I reached the outskirts of my old village, trying not to remember how carefree and happy I'd felt leaving it two months earlier. A confused cock crowed as I entered the main square, and I hid behind a barrel by the store. But nobody stirred, and after a moment, I continued on my way.

Even in the moonlight, my old house looked untended. The garden in the front was overgrown with weeds, and a few shingles had fallen from the roof. I laughed to myself as I eased the gate open. So, Lucille couldn't take care of it without me. I wondered if she would ever put Corimunde and Griselda to work on it, or if she'd have to break down and hire help.

I went around to the back, for fear of being spotted from the street. I picked the lock on the door with a hairpin, feeling grateful that I'd learned how to do that one hot summer day when I was eight and bored.

The door creaked a bit upon opening, but I didn't worry. Corimunde and Griselda were sound sleepers, and Lucille's room was far away, at the front of the house. I tiptoed up the back stairs and into Corimunde's room. I heard her soft snore and was reassured as I searched through
her wardrobe. She was slightly less huge than Griselda, and therefore the better one to take a dress from. In the dark I chose at random, and hoped I'd picked nothing that displayed Corimunde's penchant for fabrics with gargantuan, splashy flowers.

Back in her doorway, the garment clutched in my hand, I hesitated. I thought of going up to the attic and retrieving my mother's wedding dress, just for sentiment's sake. But for me, that dress would always be connected with the night of the ball, and that was no longer a pleasant memory. Instead, I turned down the hall to my father's old study. After he died, Lucille had ordered me again and again to remove and box up the hundreds of books that lined the walls, and again and again I had refused. That was one battle I had won. I couldn't entirely prevent Lucille from disposing of my father's most treasured possessions, but I certainly wasn't going to help.

I didn't dare light a lamp in the study, but there was enough moonlight to show that the bookshelves were still full. Thank goodness for Lucille's laziness. I ran my fingers along the spines of the books, almost weeping with relief. I grabbed a book at random and hugged it to my chest. How I'd missed books at the castle.

I resisted the urge to start sweeping books into my bag—I had to be selective. I picked ten books, then narrowed the choice to six. Books were heavy, and I was going to have a long way to walk, if I acted upon the idea that had begun flitting around my brain.

Three of the books I chose were entirely pragmatic: an atlas, a physician's textbook, and a volume on plant and animal husbandry.
Two were entirely frivolous: a collection of poems I had practically memorized anyway, and a book of stories my father had read to me before I learned to read to myself. The sixth book was philosophy.

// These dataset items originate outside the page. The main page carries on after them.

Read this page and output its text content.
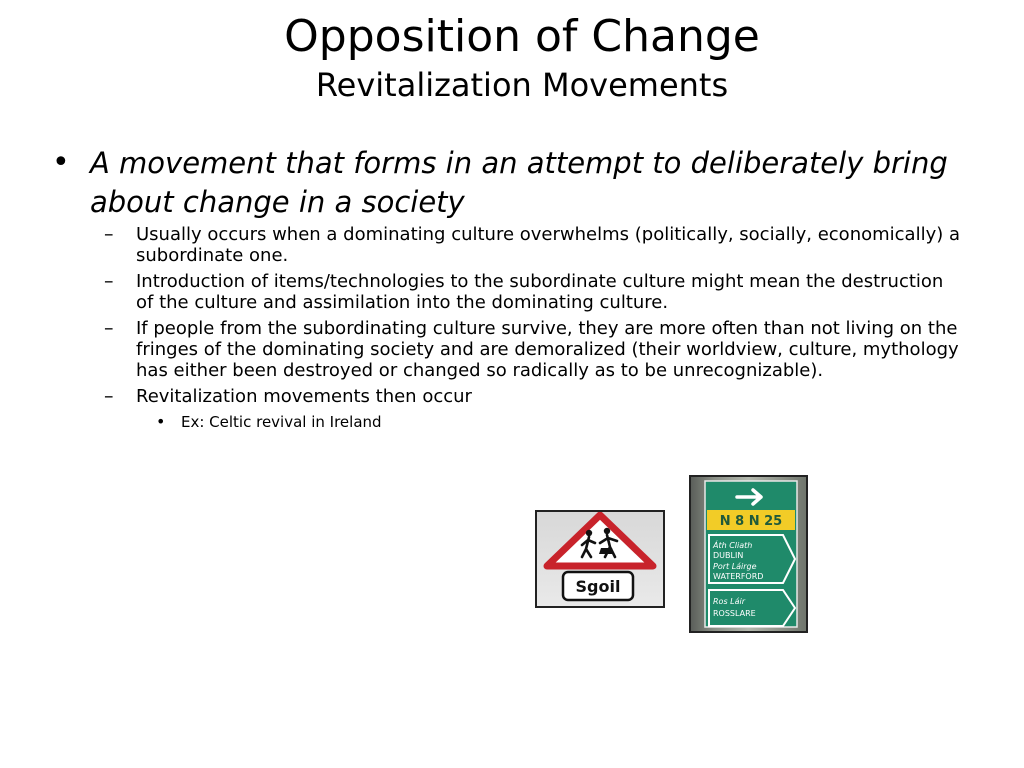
Opposition of Change
Revitalization Movements
• A movement that forms in an attempt to deliberately bring about change in a society
–	Usually occurs when a dominating culture overwhelms (politically, socially, economically) a subordinate one.
–	Introduction of items/technologies to the subordinate culture might mean the destruction of the culture and assimilation into the dominating culture.
–	If people from the subordinating culture survive, they are more often than not living on the fringes of the dominating society and are demoralized (their worldview, culture, mythology has either been destroyed or changed so radically as to be unrecognizable).
–	Revitalization movements then occur
•	Ex: Celtic revival in Ireland
Sgoil
N 8 N 25
Áth Cliath
DUBLIN
Port Láirge
WATERFORD
Ros Láir
ROSSLARE
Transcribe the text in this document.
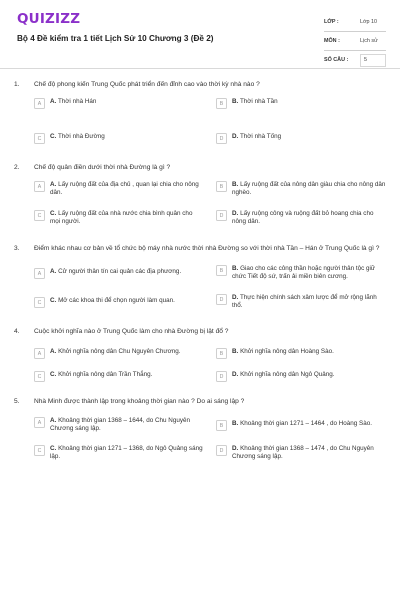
QUIZIZZ
Bộ 4 Đề kiểm tra 1 tiết Lịch Sử 10 Chương 3 (Đề 2)
LỚP :	Lớp 10
MÔN :	Lịch sử
SỐ CÂU :	5
1. Chế độ phong kiến Trung Quốc phát triển đến đỉnh cao vào thời kỳ nhà nào ?
A	A. Thời nhà Hán	B	B. Thời nhà Tần
C	C. Thời nhà Đường	D	D. Thời nhà Tống
2. Chế độ quân điền dưới thời nhà Đường là gì ?
A	A. Lấy ruộng đất của địa chủ , quan lại chia cho nông dân.
B	B. Lấy ruộng đất của nông dân giàu chia cho nông dân nghèo.
C	C. Lấy ruộng đất của nhà nước chia bình quân cho mọi người.
D	D. Lấy ruộng công và ruộng đất bỏ hoang chia cho nông dân.
3. Điểm khác nhau cơ bản về tổ chức bộ máy nhà nước thời nhà Đường so với thời nhà Tần – Hán ở Trung Quốc là gì ?
A	A. Cử người thân tín cai quản các địa phương.	B	B. Giao cho các công thần hoặc người thân tộc giữ chức Tiết độ sứ, trấn ải miền biên cương.
C	C. Mở các khoa thi để chọn người làm quan.	D	D. Thực hiện chính sách xâm lược để mở rộng lãnh thổ.
4. Cuộc khởi nghĩa nào ở Trung Quốc làm cho nhà Đường bị lật đổ ?
A	A. Khởi nghĩa nông dân Chu Nguyên Chương.	B	B. Khởi nghĩa nông dân Hoàng Sào.
C	C. Khởi nghĩa nông dân Trần Thắng.	D	D. Khởi nghĩa nông dân Ngô Quảng.
5. Nhà Minh được thành lập trong khoảng thời gian nào ? Do ai sáng lập ?
A	A. Khoảng thời gian 1368 – 1644, do Chu Nguyên Chương sáng lập.	B	B. Khoảng thời gian 1271 – 1464 , do Hoàng Sào.
C	C. Khoảng thời gian 1271 – 1368, do Ngô Quảng sáng lập.
D	D. Khoảng thời gian 1368 – 1474 , do Chu Nguyên Chương sáng lập.
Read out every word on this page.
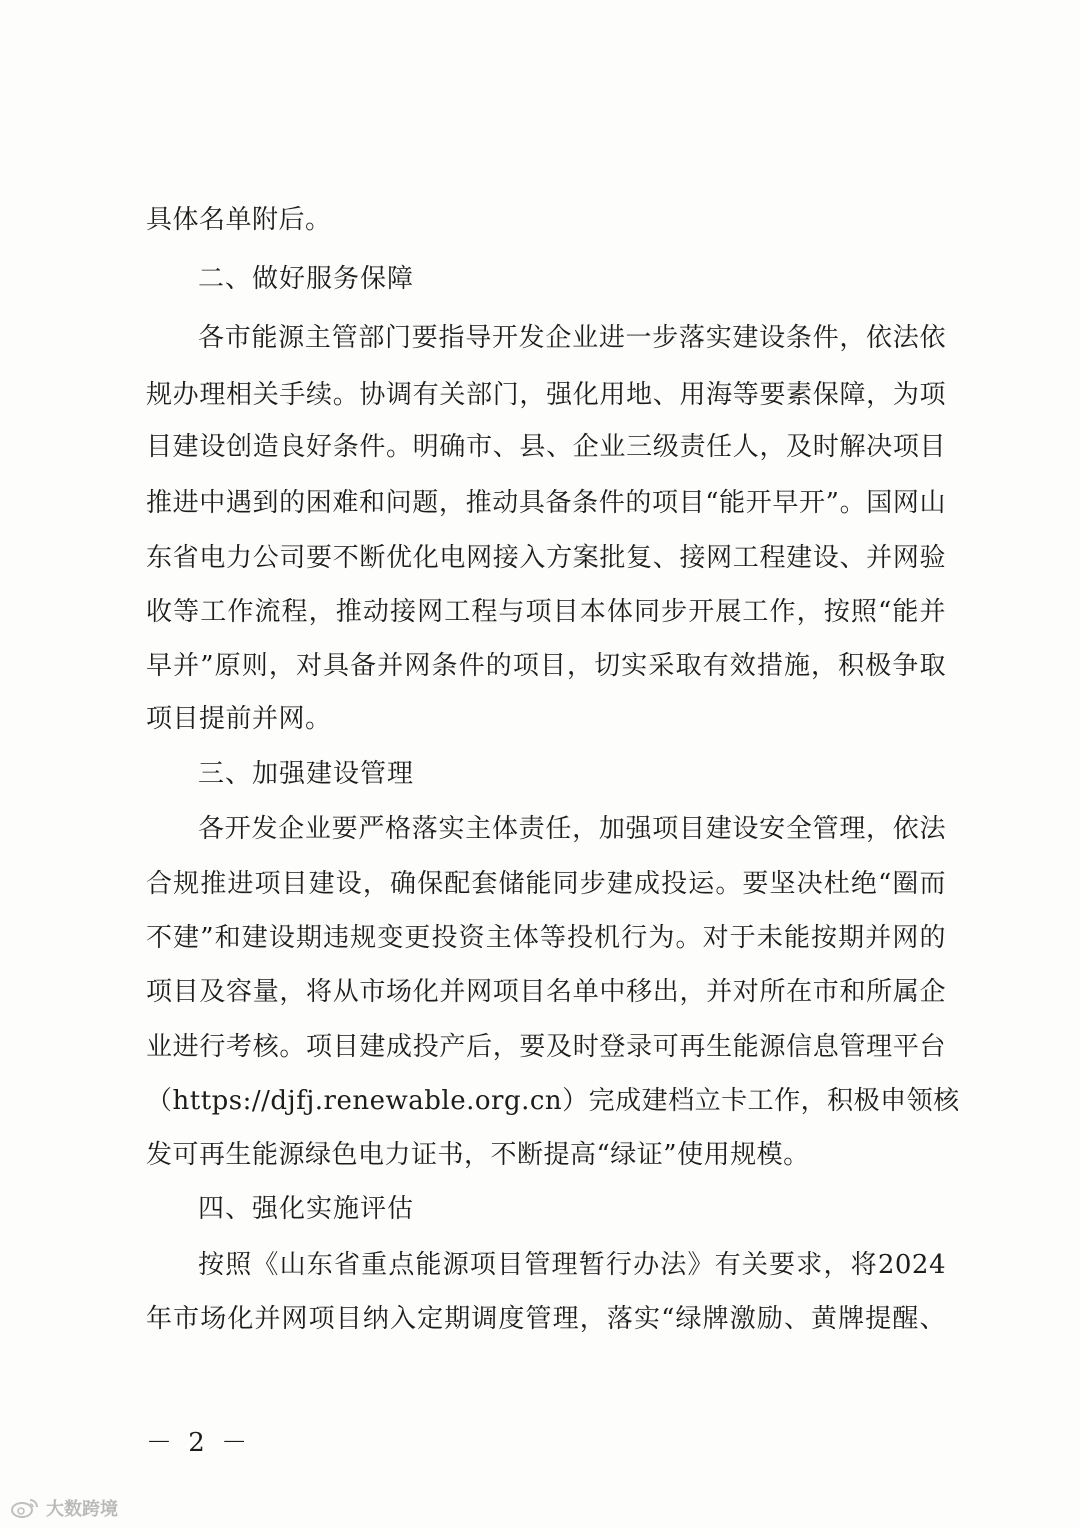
具体名单附后。
二、做好服务保障
各市能源主管部门要指导开发企业进一步落实建设条件，依法依
规办理相关手续。协调有关部门，强化用地、用海等要素保障，为项
目建设创造良好条件。明确市、县、企业三级责任人，及时解决项目
推进中遇到的困难和问题，推动具备条件的项目“能开早开”。国网山
东省电力公司要不断优化电网接入方案批复、接网工程建设、并网验
收等工作流程，推动接网工程与项目本体同步开展工作，按照“能并
早并”原则，对具备并网条件的项目，切实采取有效措施，积极争取
项目提前并网。
三、加强建设管理
各开发企业要严格落实主体责任，加强项目建设安全管理，依法
合规推进项目建设，确保配套储能同步建成投运。要坚决杜绝“圈而
不建”和建设期违规变更投资主体等投机行为。对于未能按期并网的
项目及容量，将从市场化并网项目名单中移出，并对所在市和所属企
业进行考核。项目建成投产后，要及时登录可再生能源信息管理平台
（https://djfj.renewable.org.cn）完成建档立卡工作，积极申领核
发可再生能源绿色电力证书，不断提高“绿证”使用规模。
四、强化实施评估
按照《山东省重点能源项目管理暂行办法》有关要求，将2024
年市场化并网项目纳入定期调度管理，落实“绿牌激励、黄牌提醒、
－ 2 －
大数跨境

With these volumes snugly packed in my bag, I looked around one last time, then crept out of the room and down the stairs. I stopped once more in the pantry and took as much food as I could carry. They owed me, I reminded myself. And pickings might be slim where I was going.

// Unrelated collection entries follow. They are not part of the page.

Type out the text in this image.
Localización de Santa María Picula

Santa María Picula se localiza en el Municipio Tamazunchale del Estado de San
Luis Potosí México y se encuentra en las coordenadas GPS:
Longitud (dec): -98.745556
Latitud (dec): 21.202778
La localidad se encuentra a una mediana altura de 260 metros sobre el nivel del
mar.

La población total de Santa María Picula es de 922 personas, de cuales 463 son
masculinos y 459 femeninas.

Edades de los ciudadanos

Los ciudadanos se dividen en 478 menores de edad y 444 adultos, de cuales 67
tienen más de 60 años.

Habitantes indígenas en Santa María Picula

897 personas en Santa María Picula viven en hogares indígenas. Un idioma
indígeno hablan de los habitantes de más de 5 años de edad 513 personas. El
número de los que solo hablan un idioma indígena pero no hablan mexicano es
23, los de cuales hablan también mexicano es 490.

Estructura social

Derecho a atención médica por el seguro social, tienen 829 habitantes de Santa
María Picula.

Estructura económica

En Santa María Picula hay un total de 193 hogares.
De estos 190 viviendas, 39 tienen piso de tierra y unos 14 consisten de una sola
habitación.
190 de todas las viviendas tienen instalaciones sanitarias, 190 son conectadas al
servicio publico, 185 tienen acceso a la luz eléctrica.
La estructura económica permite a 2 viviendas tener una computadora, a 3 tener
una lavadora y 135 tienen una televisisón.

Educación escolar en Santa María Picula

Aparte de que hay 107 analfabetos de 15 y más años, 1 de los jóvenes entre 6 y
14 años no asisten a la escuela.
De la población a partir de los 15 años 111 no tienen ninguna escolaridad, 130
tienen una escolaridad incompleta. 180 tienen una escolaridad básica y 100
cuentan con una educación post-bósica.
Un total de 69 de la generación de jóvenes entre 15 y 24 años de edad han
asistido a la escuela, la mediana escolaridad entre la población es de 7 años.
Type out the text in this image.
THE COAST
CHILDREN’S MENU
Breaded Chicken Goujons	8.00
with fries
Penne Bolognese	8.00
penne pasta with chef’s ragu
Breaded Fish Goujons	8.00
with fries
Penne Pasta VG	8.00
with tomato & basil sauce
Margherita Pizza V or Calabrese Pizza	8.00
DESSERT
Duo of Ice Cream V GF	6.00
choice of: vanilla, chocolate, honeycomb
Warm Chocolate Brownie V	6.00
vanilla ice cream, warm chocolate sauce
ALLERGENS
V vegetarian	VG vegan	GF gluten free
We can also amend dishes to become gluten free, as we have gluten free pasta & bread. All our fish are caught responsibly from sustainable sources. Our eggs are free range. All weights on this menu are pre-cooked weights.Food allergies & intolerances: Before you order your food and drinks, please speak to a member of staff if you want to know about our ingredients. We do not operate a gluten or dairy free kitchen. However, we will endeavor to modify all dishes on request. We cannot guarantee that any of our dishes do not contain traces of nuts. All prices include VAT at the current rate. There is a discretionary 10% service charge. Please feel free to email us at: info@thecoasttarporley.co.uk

In the dark of the pantry I also slipped my royal gown off and pulled Corimunde's dress over my shoulders. It was enormous; I had to rip a swath off the bottom to belt it around my waist. I could alter it later. I went into the parlor and dug a needle and thread out of a sewing basket that probably hadn't been touched since I'd left with the prince.

Shoving my old gown into my already bulging pack, I considered leaving a note for Lucille and the Step-Evils, to warn them that the royal idiots would be looking for me. But they'd find out soon enough. I didn't owe Lucille any explanations. And it wasn't like the Step-Evils would be in danger. Even at their cruelest, I didn't think the so-called Charmings would punish Lucille for my desertion. No, I decided, I shouldn't take the time.